Back in July, former Jefferies & Co. Managing Director and securities trader, Jesse Litvak, was sentenced to two years in prison for lying to clients about mortgage-backed securities, making him the first person to be convicted of fraud in relation to a $20 billion U.S. Treasury Department’s Troubled Asset Relief Program. But this rare case, where a securities trader got hard time, could soon change.
According to an article in Reuters, a federal appeals court signaled that Litvak has a good chance to overturn his conviction.
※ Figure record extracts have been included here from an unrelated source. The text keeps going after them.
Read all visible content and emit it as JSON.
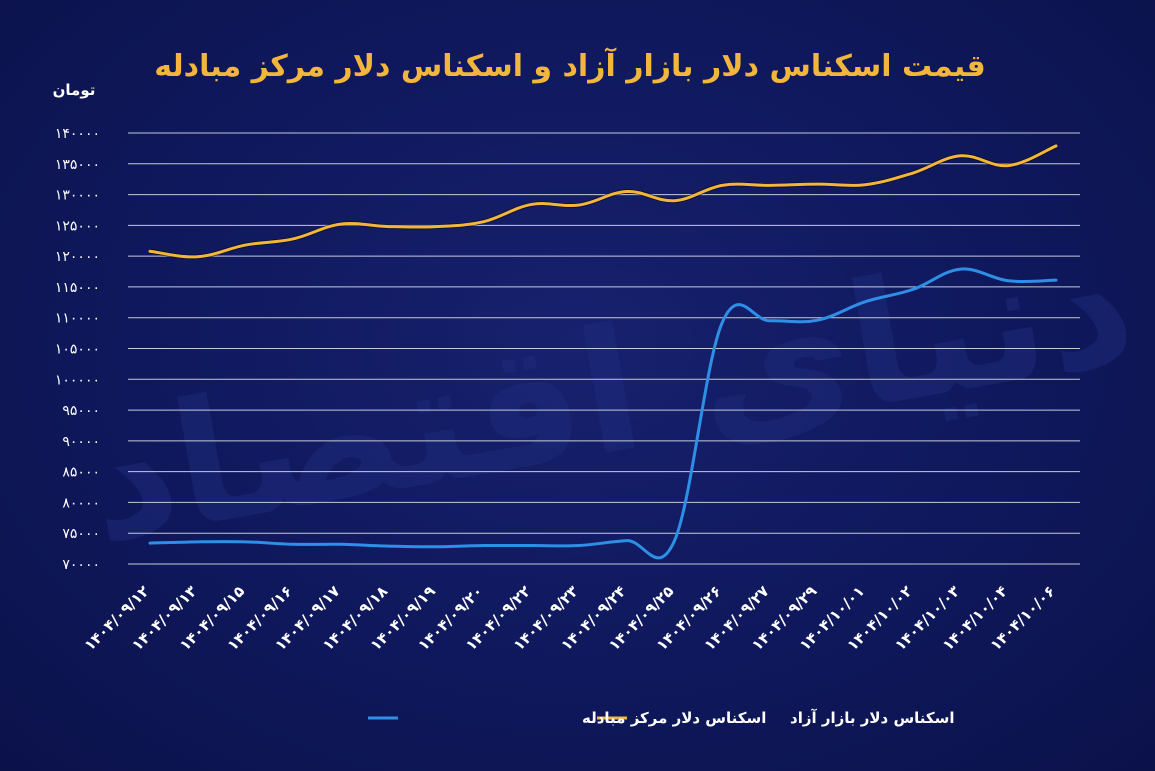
{
  "chart_data": {
    "type": "line",
    "title": "قیمت اسکناس دلار بازار آزاد و اسکناس دلار مرکز مبادله",
    "ylabel": "تومان",
    "ylim": [
      70000,
      140000
    ],
    "yticks": [
      70000,
      75000,
      80000,
      85000,
      90000,
      95000,
      100000,
      105000,
      110000,
      115000,
      120000,
      125000,
      130000,
      135000,
      140000
    ],
    "ytick_labels": [
      "۷۰۰۰۰",
      "۷۵۰۰۰",
      "۸۰۰۰۰",
      "۸۵۰۰۰",
      "۹۰۰۰۰",
      "۹۵۰۰۰",
      "۱۰۰۰۰۰",
      "۱۰۵۰۰۰",
      "۱۱۰۰۰۰",
      "۱۱۵۰۰۰",
      "۱۲۰۰۰۰",
      "۱۲۵۰۰۰",
      "۱۳۰۰۰۰",
      "۱۳۵۰۰۰",
      "۱۴۰۰۰۰"
    ],
    "categories": [
      "۱۴۰۴/۰۹/۱۲",
      "۱۴۰۴/۰۹/۱۳",
      "۱۴۰۴/۰۹/۱۵",
      "۱۴۰۴/۰۹/۱۶",
      "۱۴۰۴/۰۹/۱۷",
      "۱۴۰۴/۰۹/۱۸",
      "۱۴۰۴/۰۹/۱۹",
      "۱۴۰۴/۰۹/۲۰",
      "۱۴۰۴/۰۹/۲۲",
      "۱۴۰۴/۰۹/۲۳",
      "۱۴۰۴/۰۹/۲۴",
      "۱۴۰۴/۰۹/۲۵",
      "۱۴۰۴/۰۹/۲۶",
      "۱۴۰۴/۰۹/۲۷",
      "۱۴۰۴/۰۹/۲۹",
      "۱۴۰۴/۱۰/۰۱",
      "۱۴۰۴/۱۰/۰۲",
      "۱۴۰۴/۱۰/۰۳",
      "۱۴۰۴/۱۰/۰۴",
      "۱۴۰۴/۱۰/۰۶"
    ],
    "series": [
      {
        "name": "اسکناس دلار بازار آزاد",
        "color": "#f2b63c",
        "values": [
          120800,
          119900,
          121800,
          122800,
          125200,
          124800,
          124800,
          125600,
          128400,
          128300,
          130500,
          129000,
          131500,
          131500,
          131700,
          131600,
          133500,
          136300,
          134700,
          137900
        ]
      },
      {
        "name": "اسکناس دلار مرکز مبادله",
        "color": "#2e8fe6",
        "values": [
          73400,
          73600,
          73600,
          73200,
          73200,
          72900,
          72800,
          73000,
          73000,
          73000,
          73800,
          73800,
          109200,
          109500,
          109600,
          112600,
          114600,
          117900,
          116000,
          116100
        ]
      }
    ],
    "legend_position": "bottom",
    "grid": true
  },
  "watermark_text": "دنیای اقتصاد"
}
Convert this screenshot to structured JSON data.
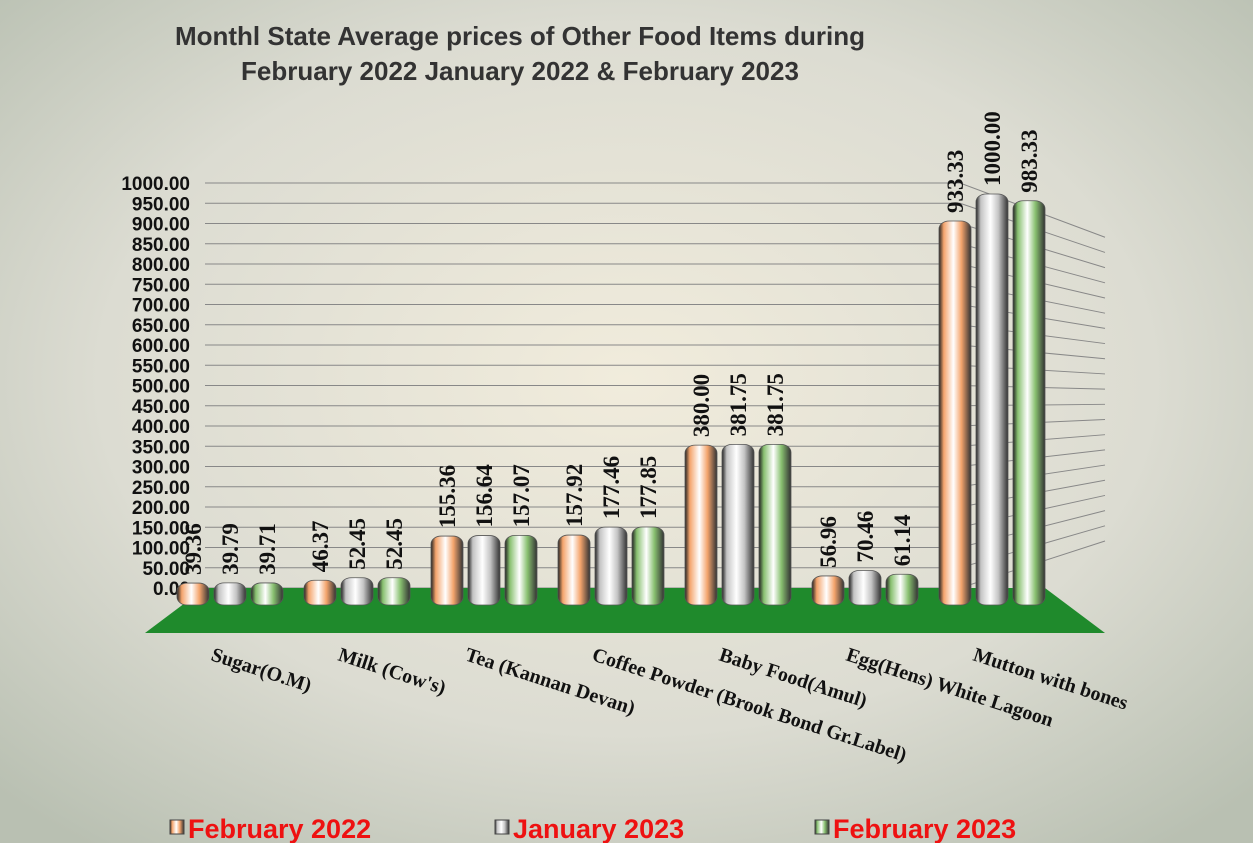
{
  "chart_data": {
    "type": "bar",
    "title": [
      "Monthl State Average prices of Other Food Items during",
      "February 2022  January 2022  &  February 2023"
    ],
    "categories": [
      "Sugar(O.M)",
      "Milk  (Cow's)",
      "Tea (Kannan Devan)",
      "Coffee Powder (Brook Bond Gr.Label)",
      "Baby Food(Amul)",
      "Egg(Hens) White Lagoon",
      "Mutton with  bones"
    ],
    "series": [
      {
        "name": "February 2022",
        "color": "#f4a46c",
        "values": [
          39.36,
          46.37,
          155.36,
          157.92,
          380,
          56.96,
          933.33
        ],
        "value_labels": [
          "39.36",
          "46.37",
          "155.36",
          "157.92",
          "380.00",
          "56.96",
          "933.33"
        ]
      },
      {
        "name": "January 2023",
        "color": "#c4c4c4",
        "values": [
          39.79,
          52.45,
          156.64,
          177.46,
          381.75,
          70.46,
          1000
        ],
        "value_labels": [
          "39.79",
          "52.45",
          "156.64",
          "177.46",
          "381.75",
          "70.46",
          "1000.00"
        ]
      },
      {
        "name": "February 2023",
        "color": "#88c070",
        "values": [
          39.71,
          52.45,
          157.07,
          177.85,
          381.75,
          61.14,
          983.33
        ],
        "value_labels": [
          "39.71",
          "52.45",
          "157.07",
          "177.85",
          "381.75",
          "61.14",
          "983.33"
        ]
      }
    ],
    "ylim": [
      0,
      1000
    ],
    "yticks": [
      {
        "value": 0,
        "label": "0.00"
      },
      {
        "value": 50,
        "label": "50.00"
      },
      {
        "value": 100,
        "label": "100.00"
      },
      {
        "value": 150,
        "label": "150.00"
      },
      {
        "value": 200,
        "label": "200.00"
      },
      {
        "value": 250,
        "label": "250.00"
      },
      {
        "value": 300,
        "label": "300.00"
      },
      {
        "value": 350,
        "label": "350.00"
      },
      {
        "value": 400,
        "label": "400.00"
      },
      {
        "value": 450,
        "label": "450.00"
      },
      {
        "value": 500,
        "label": "500.00"
      },
      {
        "value": 550,
        "label": "550.00"
      },
      {
        "value": 600,
        "label": "600.00"
      },
      {
        "value": 650,
        "label": "650.00"
      },
      {
        "value": 700,
        "label": "700.00"
      },
      {
        "value": 750,
        "label": "750.00"
      },
      {
        "value": 800,
        "label": "800.00"
      },
      {
        "value": 850,
        "label": "850.00"
      },
      {
        "value": 900,
        "label": "900.00"
      },
      {
        "value": 950,
        "label": "950.00"
      },
      {
        "value": 1000,
        "label": "1000.00"
      }
    ],
    "grid": true,
    "floor_color": "#1f8a2c",
    "legend_position": "bottom"
  }
}
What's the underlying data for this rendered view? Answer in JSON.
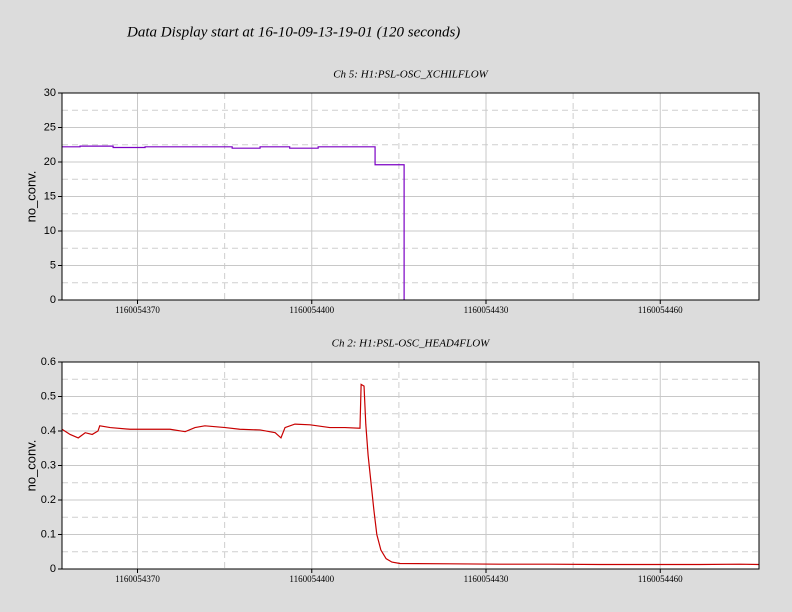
{
  "title": "Data Display start at 16-10-09-13-19-01 (120 seconds)",
  "chart_data": [
    {
      "type": "line",
      "title": "Ch 5: H1:PSL-OSC_XCHILFLOW",
      "ylabel": "no_conv.",
      "xlim": [
        1160054357,
        1160054477
      ],
      "xticks": [
        1160054370,
        1160054400,
        1160054430,
        1160054460
      ],
      "ylim": [
        0,
        30
      ],
      "yticks": [
        0,
        5,
        10,
        15,
        20,
        25,
        30
      ],
      "grid": true,
      "series": [
        {
          "name": "H1:PSL-OSC_XCHILFLOW",
          "color": "#7b00c4",
          "x": [
            1160054357,
            1160054360.1,
            1160054360.1,
            1160054365.8,
            1160054365.8,
            1160054371.3,
            1160054371.3,
            1160054386.3,
            1160054386.3,
            1160054391.1,
            1160054391.1,
            1160054396.2,
            1160054396.2,
            1160054401.1,
            1160054401.1,
            1160054410.9,
            1160054410.9,
            1160054415.9,
            1160054415.9
          ],
          "values": [
            22.2,
            22.2,
            22.3,
            22.3,
            22.1,
            22.1,
            22.2,
            22.2,
            22.0,
            22.0,
            22.2,
            22.2,
            22.0,
            22.0,
            22.2,
            22.2,
            19.6,
            19.6,
            0
          ]
        }
      ]
    },
    {
      "type": "line",
      "title": "Ch 2: H1:PSL-OSC_HEAD4FLOW",
      "ylabel": "no_conv.",
      "xlim": [
        1160054357,
        1160054477
      ],
      "xticks": [
        1160054370,
        1160054400,
        1160054430,
        1160054460
      ],
      "ylim": [
        0,
        0.6
      ],
      "yticks": [
        0,
        0.1,
        0.2,
        0.3,
        0.4,
        0.5,
        0.6
      ],
      "grid": true,
      "series": [
        {
          "name": "H1:PSL-OSC_HEAD4FLOW",
          "color": "#c80000",
          "x": [
            1160054357,
            1160054358.4,
            1160054359.8,
            1160054361,
            1160054362.2,
            1160054363.2,
            1160054363.5,
            1160054365.3,
            1160054368.7,
            1160054372.1,
            1160054375.6,
            1160054378.2,
            1160054379.9,
            1160054381.6,
            1160054385.1,
            1160054387.6,
            1160054391.1,
            1160054393.7,
            1160054394.7,
            1160054395.4,
            1160054397.1,
            1160054399.7,
            1160054403.1,
            1160054405.7,
            1160054408.3,
            1160054408.5,
            1160054409,
            1160054409.3,
            1160054409.7,
            1160054410.2,
            1160054410.7,
            1160054411.2,
            1160054411.9,
            1160054412.8,
            1160054413.8,
            1160054415.2,
            1160054423.8,
            1160054432.4,
            1160054441,
            1160054449.6,
            1160054458.2,
            1160054466.8,
            1160054473.7,
            1160054477
          ],
          "values": [
            0.405,
            0.39,
            0.38,
            0.395,
            0.39,
            0.4,
            0.415,
            0.41,
            0.405,
            0.405,
            0.405,
            0.398,
            0.41,
            0.415,
            0.41,
            0.405,
            0.403,
            0.395,
            0.38,
            0.41,
            0.42,
            0.418,
            0.41,
            0.41,
            0.408,
            0.535,
            0.53,
            0.42,
            0.33,
            0.25,
            0.17,
            0.1,
            0.055,
            0.03,
            0.02,
            0.016,
            0.015,
            0.014,
            0.014,
            0.013,
            0.013,
            0.013,
            0.014,
            0.013
          ]
        }
      ]
    }
  ]
}
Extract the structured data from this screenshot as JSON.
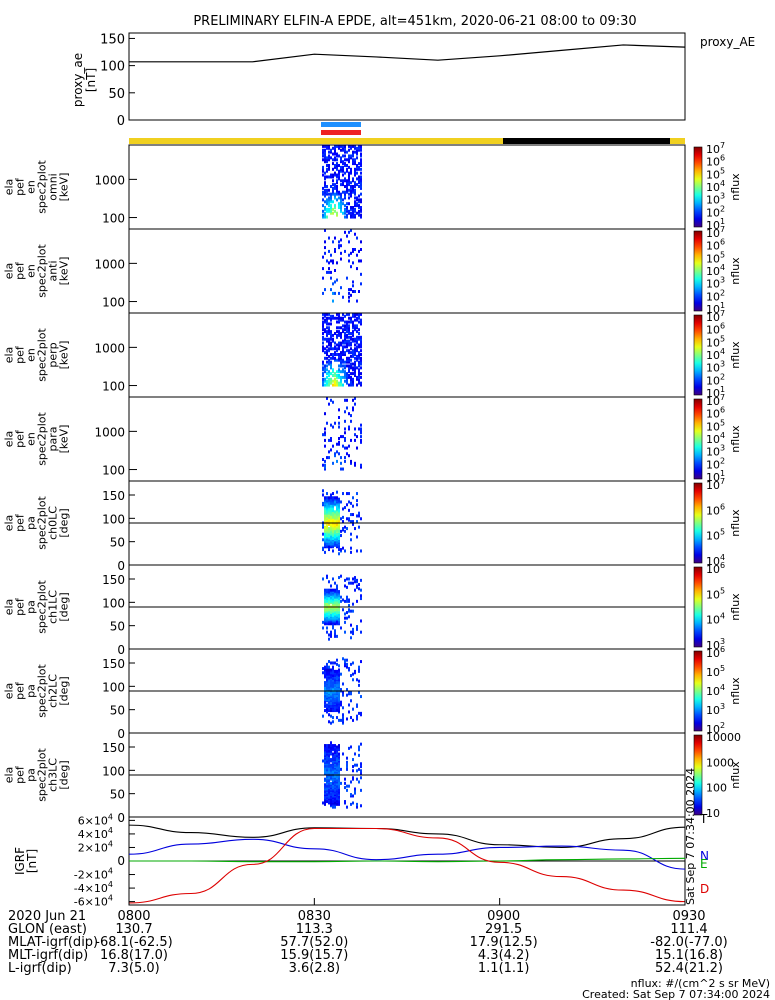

The article stated that the 2nd U.S. Circuit Court of Appeals on Friday granted Litvak's bid to stay out of prison while he appeals his March 7 conviction by a federal jury in New Haven, Connecticut
Litvak claimed that his customers were professionals who would have known if they were overpaying. He also said he had acted in good faith, using sales tactics that were common at Jefferies and approved by his supervisors.
In court papers, Kannon Shanmugam, a partner at Williams & Connolly representing Litvak, said jurors erred in finding that Litvak's alleged misrepresentations were material, and were instructed incorrectly by Chief Judge Janet Hall of the Connecticut district court on fraudulent intent.
He also said Hall wrongly excluded expert witness testimony on materiality and good faith, and testimony that Litvak's sales tactics had been in "widespread use" at Jefferies.
Litvak’s conviction was the first one to be tied to the Public-Private Investment Program. The program used TARP funds to spur investments in RMBS after the 2008 housing and financial crisis.